Ta mort, dû à ta condition surnaturelle, tuera tout ceux qui sont revenus à la vie grâce à Silas. Les hybrides, que mon frère tentera forcément de réaligner à lui, ma chère mère et mon vénéré père revenus d'entre les morts. Ils sont passés de vie à trépas en tentant de tuer les Orignaux -but commun à la Cure et à ce bon vieux Silas- et sont désormais à ma recherche. Et il y a aura également Klaus, tué sur l'île par Shane grâce à ton cher Jeremy, puis ramené à la vie par Silas. Il ne sera plus un problème. Et surtout, si c'est moi qui te tue, petit double, je serais alors tranquille de faire ce que bon me semble avec Elijah et ma sœur adorée, débarrassé de tout membre de ma famille devenu légèrement…embarrassant.

- En me tuant vous redeviendrez humain. Je suis la Cure à présent.

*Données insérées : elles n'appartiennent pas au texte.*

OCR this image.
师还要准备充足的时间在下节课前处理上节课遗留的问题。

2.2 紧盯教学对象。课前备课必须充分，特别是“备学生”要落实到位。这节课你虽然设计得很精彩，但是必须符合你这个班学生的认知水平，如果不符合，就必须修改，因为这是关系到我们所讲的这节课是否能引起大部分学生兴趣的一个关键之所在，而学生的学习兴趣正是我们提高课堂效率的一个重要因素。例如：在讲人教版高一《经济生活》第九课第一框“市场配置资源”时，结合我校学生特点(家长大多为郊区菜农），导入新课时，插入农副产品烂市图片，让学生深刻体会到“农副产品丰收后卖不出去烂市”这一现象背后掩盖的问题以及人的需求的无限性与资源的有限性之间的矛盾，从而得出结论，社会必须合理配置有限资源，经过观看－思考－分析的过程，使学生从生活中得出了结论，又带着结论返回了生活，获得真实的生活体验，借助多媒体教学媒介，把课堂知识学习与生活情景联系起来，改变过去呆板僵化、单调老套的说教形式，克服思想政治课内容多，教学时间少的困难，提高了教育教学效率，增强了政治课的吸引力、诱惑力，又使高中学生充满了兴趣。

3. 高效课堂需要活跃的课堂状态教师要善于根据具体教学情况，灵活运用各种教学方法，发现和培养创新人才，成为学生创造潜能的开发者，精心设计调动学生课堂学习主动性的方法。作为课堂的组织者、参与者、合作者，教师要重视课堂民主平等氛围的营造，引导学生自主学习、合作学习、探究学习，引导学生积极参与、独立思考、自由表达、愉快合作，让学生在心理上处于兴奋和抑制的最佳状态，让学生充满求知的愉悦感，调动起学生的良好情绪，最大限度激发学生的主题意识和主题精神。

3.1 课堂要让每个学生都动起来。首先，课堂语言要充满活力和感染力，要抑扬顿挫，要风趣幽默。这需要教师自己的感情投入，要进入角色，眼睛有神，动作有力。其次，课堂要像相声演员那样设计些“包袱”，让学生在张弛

Vous ne pourrez plus agir en vampire sadique comme vous adorez le faire.

Sa main puissante se resserre autour de sa gorge. Elle étouffe. Sa jugulaire tambourine contre sa paume et elle sait qu'il peut sentir son sang.

- Mes chers frères et ma sœur adorée me transformeront en un clin d'œil. Ce ne sera qu'une formalité.

La prisonnière tente de se débattre pour pouvoir respirer mais la force inouïe du vampire semble incruster son corps dans le bois de la table. Il se redresse sans la lâcher, déclarant d'un ton absent :

- Il paraît qu'il n'a rien de pire que défigurer une femme. Sa féminité, sa sensualité, sa dignité et toute son envie de vivre s'envole et on ne retrouve après qu'un fantôme de son existence.

Il s'approche de son visage, lui fait un léger sourire. Un œil noir encadré de mèches brunes croise les prunelles révulsées et paniquées de la prisonnière qui sent ses forces et sa vie s'envoler.

« Je terminerai par cela. Ton âme ne sera plus qu'un spectre quand j'en aurais fini avec toi. Déclare-t-il d'une voix grave et vibrante.

Le vampire relâche son étreinte. La jeune fille sent une grande goulée d'air glacé lui perforer les poumons. Elle respire enfin.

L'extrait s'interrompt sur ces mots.